Le componenti di classe interne alla CGIL ed alla FIOM sono ora chiamate a svolgere un ruolo molto difficile e complicato, sollecitate da una parte ad una critica severa a questo accordo blindato e dall'altra a mantenere uno stretto rapporto organizzativo alla base con i lavoratori/trici compagni/e di fabbrica. Su di loro peserà sicuramente il ricatto della normalizzazione e non dovranno essere lasciati soli.

Gli attivisti del sindacalismo di base e conflittuale hanno ora il compito di dare il massimo sostegno ad una campagna di critica e di dissenso verso questo accordo.

Di dare il massimo sostegno e la massima solidarietà ai lavoratori, ai delegati ed agli eletti rsu che, dentro le organizzazioni sindacali firmatarie, potrebbero essere criminalizzati per il loro non-allinearsi ai contratti ed alle modalità di consultazione scelti. Saper arginare nelle fabbriche il processo di desindacalizzazione in atto che induce molti lavoratori ed attivisti sindacali a defilarsi, lasciando spazi alle burocrazie sindacali.

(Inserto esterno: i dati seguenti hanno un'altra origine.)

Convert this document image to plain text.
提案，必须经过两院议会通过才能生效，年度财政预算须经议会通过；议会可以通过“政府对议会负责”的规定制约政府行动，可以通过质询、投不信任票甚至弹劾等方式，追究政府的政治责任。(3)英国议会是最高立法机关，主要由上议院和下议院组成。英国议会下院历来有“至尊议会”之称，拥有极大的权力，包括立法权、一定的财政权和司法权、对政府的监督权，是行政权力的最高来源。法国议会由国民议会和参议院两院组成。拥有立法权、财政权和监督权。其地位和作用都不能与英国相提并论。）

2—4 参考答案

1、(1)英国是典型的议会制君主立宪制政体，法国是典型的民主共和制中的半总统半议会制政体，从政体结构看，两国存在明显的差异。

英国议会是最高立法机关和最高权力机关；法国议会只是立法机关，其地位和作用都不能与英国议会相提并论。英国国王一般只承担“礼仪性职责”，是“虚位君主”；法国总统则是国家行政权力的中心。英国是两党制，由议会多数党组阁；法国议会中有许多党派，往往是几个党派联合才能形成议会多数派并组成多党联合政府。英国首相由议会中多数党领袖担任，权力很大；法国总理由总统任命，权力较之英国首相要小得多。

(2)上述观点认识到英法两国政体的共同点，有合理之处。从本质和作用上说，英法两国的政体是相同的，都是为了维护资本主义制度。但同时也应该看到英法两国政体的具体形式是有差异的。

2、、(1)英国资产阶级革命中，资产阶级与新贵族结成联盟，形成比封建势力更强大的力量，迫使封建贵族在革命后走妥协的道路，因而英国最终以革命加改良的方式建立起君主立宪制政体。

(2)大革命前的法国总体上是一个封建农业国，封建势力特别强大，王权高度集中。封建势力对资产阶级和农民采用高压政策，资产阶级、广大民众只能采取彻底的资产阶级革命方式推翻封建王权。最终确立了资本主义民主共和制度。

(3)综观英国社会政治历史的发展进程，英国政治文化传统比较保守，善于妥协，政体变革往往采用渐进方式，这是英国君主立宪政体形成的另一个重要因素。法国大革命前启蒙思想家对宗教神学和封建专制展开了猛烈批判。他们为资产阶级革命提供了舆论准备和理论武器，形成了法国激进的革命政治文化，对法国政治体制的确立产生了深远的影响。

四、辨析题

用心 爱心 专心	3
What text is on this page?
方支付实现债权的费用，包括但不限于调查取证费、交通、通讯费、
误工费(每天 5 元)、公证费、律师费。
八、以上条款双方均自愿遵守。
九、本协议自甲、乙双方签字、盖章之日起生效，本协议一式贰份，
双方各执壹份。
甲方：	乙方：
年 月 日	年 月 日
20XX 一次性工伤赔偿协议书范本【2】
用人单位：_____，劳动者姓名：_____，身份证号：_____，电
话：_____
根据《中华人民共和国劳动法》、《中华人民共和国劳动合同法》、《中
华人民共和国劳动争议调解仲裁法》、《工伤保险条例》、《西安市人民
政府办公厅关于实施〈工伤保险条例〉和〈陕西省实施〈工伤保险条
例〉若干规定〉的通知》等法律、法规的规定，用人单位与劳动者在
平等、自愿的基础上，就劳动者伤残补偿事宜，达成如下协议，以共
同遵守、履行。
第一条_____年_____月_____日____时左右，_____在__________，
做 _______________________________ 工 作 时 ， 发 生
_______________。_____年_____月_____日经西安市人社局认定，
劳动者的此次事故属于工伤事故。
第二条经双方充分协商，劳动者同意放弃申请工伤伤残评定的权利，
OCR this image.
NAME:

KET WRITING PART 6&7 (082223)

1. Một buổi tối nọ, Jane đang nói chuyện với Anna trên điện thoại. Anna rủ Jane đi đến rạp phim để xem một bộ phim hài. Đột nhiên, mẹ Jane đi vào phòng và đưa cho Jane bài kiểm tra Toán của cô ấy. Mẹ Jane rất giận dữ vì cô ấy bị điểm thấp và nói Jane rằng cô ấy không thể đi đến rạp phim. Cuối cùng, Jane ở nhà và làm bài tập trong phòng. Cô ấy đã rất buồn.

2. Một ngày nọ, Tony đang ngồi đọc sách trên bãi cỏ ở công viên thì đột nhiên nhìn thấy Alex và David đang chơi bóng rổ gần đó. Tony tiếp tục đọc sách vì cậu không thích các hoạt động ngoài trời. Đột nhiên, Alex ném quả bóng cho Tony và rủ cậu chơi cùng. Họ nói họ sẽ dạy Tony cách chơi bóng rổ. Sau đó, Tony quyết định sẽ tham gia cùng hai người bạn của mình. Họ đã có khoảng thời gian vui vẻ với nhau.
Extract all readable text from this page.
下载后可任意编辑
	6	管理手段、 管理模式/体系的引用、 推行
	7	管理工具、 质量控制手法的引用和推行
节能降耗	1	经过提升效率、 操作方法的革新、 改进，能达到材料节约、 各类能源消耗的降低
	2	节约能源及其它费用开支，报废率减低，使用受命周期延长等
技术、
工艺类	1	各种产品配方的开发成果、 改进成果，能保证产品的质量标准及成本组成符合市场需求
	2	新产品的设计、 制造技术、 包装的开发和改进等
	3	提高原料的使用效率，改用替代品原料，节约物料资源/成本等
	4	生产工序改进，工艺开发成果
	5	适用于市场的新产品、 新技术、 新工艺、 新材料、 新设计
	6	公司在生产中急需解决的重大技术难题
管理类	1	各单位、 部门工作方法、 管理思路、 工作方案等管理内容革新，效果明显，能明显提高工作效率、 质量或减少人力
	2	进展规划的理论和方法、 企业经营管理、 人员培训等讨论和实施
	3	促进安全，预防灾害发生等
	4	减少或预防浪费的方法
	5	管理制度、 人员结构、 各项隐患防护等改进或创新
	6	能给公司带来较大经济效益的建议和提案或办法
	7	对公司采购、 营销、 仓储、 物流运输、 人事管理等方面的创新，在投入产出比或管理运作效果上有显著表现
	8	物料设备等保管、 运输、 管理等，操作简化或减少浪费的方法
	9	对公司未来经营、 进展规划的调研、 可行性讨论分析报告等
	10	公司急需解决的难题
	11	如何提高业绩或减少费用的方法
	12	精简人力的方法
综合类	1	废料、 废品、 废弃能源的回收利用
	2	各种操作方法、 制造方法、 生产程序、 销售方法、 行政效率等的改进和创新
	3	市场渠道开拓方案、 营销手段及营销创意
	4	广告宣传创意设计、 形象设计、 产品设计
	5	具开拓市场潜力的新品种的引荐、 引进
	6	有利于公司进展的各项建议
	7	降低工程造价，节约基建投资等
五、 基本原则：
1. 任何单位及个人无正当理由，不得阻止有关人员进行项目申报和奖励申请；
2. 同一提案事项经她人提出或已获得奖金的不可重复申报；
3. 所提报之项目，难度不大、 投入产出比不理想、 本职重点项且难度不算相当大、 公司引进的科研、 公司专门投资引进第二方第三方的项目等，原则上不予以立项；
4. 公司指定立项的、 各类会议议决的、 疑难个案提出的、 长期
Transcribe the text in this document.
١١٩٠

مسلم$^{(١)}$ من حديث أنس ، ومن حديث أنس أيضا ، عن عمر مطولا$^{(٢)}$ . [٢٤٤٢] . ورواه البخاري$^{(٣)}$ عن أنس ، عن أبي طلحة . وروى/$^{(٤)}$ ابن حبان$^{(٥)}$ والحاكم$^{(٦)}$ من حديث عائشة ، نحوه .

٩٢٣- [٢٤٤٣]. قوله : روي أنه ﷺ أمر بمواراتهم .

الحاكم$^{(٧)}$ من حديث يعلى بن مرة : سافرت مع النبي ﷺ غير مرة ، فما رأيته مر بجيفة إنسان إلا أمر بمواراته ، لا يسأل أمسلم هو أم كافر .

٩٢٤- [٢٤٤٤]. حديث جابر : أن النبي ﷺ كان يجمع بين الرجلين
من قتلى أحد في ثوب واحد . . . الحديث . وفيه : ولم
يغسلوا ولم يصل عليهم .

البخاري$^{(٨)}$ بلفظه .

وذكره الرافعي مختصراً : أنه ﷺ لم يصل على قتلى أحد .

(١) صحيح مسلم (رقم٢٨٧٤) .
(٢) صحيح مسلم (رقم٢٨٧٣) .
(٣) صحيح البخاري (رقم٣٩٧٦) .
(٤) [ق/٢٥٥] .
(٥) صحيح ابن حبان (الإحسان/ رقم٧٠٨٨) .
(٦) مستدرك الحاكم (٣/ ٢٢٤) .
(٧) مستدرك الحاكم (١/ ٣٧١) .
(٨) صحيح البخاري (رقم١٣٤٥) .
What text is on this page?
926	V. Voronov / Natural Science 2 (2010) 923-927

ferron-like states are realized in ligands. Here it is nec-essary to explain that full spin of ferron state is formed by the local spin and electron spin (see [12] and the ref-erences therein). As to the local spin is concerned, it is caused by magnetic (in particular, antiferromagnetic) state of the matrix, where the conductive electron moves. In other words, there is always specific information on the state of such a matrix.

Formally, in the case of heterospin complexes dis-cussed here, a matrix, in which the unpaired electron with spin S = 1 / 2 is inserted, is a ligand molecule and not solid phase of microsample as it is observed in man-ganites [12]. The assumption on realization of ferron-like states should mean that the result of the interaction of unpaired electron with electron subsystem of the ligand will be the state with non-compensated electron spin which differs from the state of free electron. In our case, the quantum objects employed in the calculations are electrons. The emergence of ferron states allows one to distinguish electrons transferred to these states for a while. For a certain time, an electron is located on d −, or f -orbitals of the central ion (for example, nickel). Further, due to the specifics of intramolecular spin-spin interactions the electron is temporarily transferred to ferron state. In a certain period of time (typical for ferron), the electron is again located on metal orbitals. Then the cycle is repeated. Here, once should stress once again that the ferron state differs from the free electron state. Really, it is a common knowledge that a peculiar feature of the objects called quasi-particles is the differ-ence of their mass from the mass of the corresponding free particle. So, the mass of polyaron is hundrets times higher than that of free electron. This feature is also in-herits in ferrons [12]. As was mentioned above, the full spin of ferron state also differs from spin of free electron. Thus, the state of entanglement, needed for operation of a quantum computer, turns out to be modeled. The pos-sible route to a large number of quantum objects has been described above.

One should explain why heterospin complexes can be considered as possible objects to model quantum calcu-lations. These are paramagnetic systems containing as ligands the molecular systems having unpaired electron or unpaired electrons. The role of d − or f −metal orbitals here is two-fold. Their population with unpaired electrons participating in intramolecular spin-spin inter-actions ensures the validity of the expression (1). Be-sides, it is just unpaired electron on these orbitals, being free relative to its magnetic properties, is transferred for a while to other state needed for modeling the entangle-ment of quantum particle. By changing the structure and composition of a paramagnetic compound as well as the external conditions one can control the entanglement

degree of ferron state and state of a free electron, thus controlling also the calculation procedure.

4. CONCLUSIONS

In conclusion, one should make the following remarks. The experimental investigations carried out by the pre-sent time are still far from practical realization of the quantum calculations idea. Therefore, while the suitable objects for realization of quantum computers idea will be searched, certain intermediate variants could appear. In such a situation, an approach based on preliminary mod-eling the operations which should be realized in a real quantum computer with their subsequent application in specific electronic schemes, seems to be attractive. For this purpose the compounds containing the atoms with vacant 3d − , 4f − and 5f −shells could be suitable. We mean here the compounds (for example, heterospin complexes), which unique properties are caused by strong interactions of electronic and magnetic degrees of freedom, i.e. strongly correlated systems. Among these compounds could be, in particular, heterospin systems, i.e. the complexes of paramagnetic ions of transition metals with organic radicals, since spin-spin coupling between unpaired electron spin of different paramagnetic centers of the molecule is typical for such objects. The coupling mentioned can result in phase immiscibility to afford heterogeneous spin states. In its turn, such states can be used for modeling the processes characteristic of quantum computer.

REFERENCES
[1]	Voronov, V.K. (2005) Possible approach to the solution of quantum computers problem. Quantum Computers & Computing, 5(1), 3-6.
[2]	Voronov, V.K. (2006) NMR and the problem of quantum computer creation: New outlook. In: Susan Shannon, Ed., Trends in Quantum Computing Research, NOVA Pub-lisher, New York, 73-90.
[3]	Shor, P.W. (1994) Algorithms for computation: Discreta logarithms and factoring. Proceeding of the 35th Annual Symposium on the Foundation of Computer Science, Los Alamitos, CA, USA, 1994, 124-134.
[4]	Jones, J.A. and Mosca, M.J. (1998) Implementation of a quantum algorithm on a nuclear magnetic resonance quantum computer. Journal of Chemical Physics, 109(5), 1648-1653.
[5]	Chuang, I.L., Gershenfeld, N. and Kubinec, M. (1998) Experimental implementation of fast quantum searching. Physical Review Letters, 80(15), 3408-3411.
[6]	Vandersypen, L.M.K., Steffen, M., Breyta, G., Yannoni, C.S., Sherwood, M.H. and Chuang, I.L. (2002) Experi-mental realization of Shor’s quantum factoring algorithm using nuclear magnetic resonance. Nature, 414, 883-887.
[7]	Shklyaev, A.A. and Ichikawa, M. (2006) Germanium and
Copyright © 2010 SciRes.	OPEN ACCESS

Compito degli attivisti sindacali anarchici, in particolare, sarà dare il massimo supporto politico, logistico e giuridico nel territorio ai comitati e gruppi di lavoratori/trici che nelle fabbriche sceglieranno la via dell'auto-organizzazione, della lotta autogestita e partecipata, aiutandoli ad aprire dei varchi in questo muro dell'apartheid sindacale eretto nelle fabbriche e nelle coscienze dei lavoratori.

Per il sindacalismo conflittuale a prassi libertaria.